The seeding, shooting salt flares in an attempt to trigger rainfall, is aimed at breaking up clouds before they reach Jakarta.

“We will do cloud seeding every day as needed,” BPPT chief Hammam Riza told reporters.

Cloud seeding is often used in Indonesia to put out forest fires during the dry season.

The floods followed torrential rains on Dec. 31 and into the early hours of New Year’s Day that inundated swathes of Jakarta and nearby towns, home to about 30 million people.

The deluge at the start of 2020 was “one of the most extreme rainfall” events since records began in 1866, the Meteorological, Climatological and Geophysics Agency (BMKG) said on Friday.

The agency said climate change had increased the risk of extreme weather and warned that heavy rainfall could last until mid-February, with Jan 11-15 an expected peak.

Television footage showed flood waters inundating parts of Southeast Asia’s largest city and mud-covered cars, some piled on top of each other.

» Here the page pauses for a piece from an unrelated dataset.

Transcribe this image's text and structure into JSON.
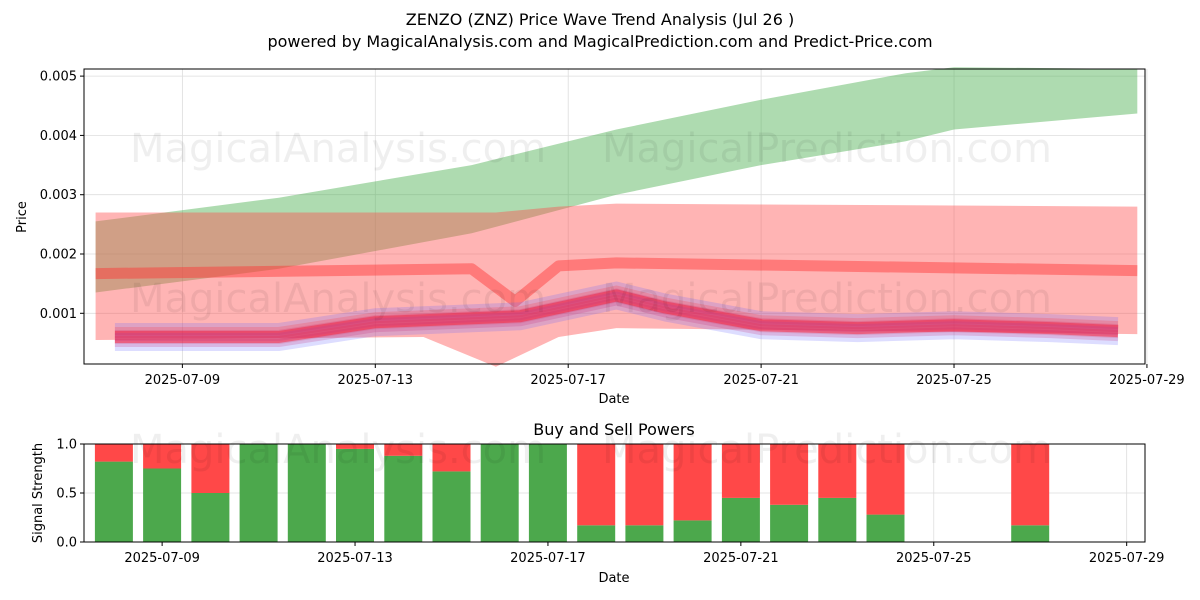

President Joko Widodo blamed delays in flood control infrastructure projects for the disaster, including the construction of a canal that has been delayed since 2017 due to land acquisition problems.

Widodo last year announced he would move Indonesia’s capital to East Kalimantan province on Borneo island to reduce the burden on overpopulated Jakarta.

More than 50 people died in one of the capital’s deadliest floods in 2007 and five years ago much of the centre of the city was inundated after canals overflowed.

Jakarta is sinking by several cm a year in northern parts, an official said in October, due to extraction of groundwater over the years causing layers of rock and sediment to slowly pancake on top of each other.